We do not expose max edge length in the library (though perhaps we should), but you can see related work here: https://observablehq.com/@nrabinowitz/h3-area-stats

The min/max values here are based on knowledge of the grid projection on each face of the icosahedron - the max is found in the very center of the face, the min in the corners. This yields 0.031596 km for res 11, and 0.083595 km for res 10, so I think you've just offered an observational proof of this approach 😁. Note that these numbers assume a spherical model of the earth, and could be slightly off for a true geoid.

As far as approaches go, the two basic approaches are to either expand your polygon, or expand your list of candidate cells. If you don't care about false positives, your approach should work, but I think in some cases it could pull in cells that do not strictly intersect the polygon (especially as there are different approaches to buffering). Another option is cell-based:

  • Polyfill the shape. Call the output polyfillSet
  • Trace all edges of the shape by sampling each line segment and finding the cells for each sample point. Call the output edgeSet.
  • Add the immediate neighbors of all cells in edgeSet to edgeSet, using kRing(cell, 1)
  • Test all cells in edgeSet, including neighbors, for intersection with the original polygon (usually leveraging a 3rd-party geometry library). Add those cells that intersect to polyfillSet.

One nice thing about this approach is that you can adjust the inclusion criteria according to your use case, e.g. to include all cells with > 50% area in the polygon.

nrabinowitz avatar May 25 '22 21:05 nrabinowitz

@nrabinowitz The algorithm you describe won't work if the original polygon has regions that are too small/narrow to contain any cell centroids.

warnes avatar Jul 20 '23 16:07 warnes

@nrabinowitz The algorithm you describe won't work if the original polygon has regions that are too small/narrow to contain any cell centroids.

I don't think that's true? Tracing the edges by sampling ensures that you have cells in every region of the polygon, assuming your sampling is frequent enough.

nrabinowitz avatar Jul 21 '23 19:07 nrabinowitz

Sorry @nrabinowitz, I misread your algorithm. I had assumed you traced the edges of polyfillSet rather than tracing the edges of shape.

warnes avatar Jul 21 '23 19:07 warnes

I suppose it would take some experimentation to determine how fine to sample the points...

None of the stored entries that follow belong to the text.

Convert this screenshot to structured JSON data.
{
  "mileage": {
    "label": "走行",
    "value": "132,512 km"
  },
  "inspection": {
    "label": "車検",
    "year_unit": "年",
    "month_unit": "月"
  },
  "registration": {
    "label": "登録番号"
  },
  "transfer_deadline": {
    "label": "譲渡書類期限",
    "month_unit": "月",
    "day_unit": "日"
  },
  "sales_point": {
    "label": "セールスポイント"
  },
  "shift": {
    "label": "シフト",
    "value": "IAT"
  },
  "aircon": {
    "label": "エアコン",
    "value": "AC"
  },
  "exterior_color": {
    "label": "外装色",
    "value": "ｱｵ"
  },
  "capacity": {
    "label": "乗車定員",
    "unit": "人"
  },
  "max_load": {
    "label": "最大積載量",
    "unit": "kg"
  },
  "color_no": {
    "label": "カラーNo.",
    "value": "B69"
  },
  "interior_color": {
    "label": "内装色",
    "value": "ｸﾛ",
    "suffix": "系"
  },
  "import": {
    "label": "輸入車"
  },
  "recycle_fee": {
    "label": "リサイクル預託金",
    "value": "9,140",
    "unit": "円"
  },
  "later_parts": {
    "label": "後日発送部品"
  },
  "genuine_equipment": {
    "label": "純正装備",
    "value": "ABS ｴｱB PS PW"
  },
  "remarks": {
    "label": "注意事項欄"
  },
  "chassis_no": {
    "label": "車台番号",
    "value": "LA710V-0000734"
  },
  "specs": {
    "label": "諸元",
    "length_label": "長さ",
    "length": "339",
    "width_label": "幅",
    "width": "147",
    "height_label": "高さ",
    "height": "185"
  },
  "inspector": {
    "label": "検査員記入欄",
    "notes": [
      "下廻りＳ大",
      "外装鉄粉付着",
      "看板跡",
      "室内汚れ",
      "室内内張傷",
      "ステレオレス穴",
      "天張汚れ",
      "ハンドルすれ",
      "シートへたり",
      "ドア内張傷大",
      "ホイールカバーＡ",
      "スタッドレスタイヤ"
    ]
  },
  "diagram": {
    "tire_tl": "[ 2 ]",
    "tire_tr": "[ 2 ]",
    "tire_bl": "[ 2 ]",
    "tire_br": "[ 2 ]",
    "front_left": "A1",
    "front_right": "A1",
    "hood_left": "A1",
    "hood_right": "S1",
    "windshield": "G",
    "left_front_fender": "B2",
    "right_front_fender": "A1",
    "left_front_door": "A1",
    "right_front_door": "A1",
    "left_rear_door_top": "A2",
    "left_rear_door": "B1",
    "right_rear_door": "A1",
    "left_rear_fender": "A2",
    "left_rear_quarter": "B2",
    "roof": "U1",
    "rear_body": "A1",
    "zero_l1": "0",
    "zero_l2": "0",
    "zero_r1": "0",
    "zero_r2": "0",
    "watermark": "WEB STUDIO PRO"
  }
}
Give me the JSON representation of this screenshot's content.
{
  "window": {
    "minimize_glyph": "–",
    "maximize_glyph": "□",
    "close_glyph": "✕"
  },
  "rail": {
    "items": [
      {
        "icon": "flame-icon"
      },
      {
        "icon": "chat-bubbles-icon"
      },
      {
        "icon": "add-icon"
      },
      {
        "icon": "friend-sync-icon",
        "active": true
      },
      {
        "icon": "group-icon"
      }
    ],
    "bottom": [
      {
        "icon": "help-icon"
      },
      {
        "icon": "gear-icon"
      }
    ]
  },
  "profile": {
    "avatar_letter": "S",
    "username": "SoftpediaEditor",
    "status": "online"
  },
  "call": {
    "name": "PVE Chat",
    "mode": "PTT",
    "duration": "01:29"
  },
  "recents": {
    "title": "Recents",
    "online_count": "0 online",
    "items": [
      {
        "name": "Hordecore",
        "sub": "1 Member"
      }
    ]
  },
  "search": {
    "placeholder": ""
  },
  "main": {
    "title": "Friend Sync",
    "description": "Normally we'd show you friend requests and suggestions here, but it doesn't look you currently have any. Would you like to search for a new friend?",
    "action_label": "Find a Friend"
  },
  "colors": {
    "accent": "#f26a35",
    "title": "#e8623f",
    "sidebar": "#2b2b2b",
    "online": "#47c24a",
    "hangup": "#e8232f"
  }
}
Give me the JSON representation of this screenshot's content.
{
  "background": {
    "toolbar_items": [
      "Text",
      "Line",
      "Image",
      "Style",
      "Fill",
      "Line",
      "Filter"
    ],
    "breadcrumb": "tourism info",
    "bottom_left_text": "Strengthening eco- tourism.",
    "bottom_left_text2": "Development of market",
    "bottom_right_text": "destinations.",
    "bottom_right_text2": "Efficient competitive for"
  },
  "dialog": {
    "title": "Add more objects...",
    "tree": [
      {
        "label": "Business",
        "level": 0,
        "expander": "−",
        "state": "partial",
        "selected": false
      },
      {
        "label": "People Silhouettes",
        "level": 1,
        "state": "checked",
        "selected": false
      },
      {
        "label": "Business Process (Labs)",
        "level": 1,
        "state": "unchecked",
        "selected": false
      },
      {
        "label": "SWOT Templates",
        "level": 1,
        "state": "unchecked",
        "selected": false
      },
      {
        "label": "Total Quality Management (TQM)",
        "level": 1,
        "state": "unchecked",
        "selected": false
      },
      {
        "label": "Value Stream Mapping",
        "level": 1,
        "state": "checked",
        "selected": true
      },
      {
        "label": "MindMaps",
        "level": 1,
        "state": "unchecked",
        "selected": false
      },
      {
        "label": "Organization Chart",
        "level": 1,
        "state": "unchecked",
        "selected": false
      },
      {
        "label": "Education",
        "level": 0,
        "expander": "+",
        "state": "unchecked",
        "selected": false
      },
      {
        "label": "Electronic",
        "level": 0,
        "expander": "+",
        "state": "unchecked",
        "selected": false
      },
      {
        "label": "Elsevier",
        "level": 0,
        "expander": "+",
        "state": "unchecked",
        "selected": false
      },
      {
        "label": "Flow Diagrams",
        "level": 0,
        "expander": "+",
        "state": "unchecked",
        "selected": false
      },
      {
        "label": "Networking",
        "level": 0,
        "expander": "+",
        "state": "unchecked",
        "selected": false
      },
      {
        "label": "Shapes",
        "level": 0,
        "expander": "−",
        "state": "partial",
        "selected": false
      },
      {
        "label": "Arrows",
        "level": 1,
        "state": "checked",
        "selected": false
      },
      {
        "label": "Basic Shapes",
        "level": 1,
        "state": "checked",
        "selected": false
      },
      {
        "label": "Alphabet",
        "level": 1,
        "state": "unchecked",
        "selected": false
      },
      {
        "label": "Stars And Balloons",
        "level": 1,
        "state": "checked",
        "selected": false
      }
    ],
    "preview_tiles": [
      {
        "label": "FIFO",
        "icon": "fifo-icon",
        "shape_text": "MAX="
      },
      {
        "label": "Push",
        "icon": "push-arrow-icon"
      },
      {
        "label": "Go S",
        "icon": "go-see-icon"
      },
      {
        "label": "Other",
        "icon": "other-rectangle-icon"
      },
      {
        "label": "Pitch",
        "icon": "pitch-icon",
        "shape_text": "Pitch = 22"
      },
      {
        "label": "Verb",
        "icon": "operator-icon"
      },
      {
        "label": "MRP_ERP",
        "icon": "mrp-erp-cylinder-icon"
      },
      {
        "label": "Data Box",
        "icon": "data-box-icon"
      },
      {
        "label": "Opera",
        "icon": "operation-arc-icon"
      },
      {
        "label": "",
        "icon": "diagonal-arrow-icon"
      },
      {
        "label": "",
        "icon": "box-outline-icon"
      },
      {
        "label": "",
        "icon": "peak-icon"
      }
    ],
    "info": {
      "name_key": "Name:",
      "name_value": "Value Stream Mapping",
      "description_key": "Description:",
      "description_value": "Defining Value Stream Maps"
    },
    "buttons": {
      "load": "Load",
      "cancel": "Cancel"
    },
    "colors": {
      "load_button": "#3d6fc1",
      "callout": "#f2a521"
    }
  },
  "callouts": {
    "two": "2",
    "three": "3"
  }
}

warnes avatar Jul 21 '23 19:07 warnes

I suppose it would take some experimentation to determine how fine to sample the points...

Generally I've used the edge length at res. We provide a function to return the average edge length, but as edge length varies across the globe it's somewhat better to take one or more cells at polygons, use originToDirectedEdges to get the edges of these cells, use edgeLength to find the lengths of these edges, then take the smallest length as your sample distance.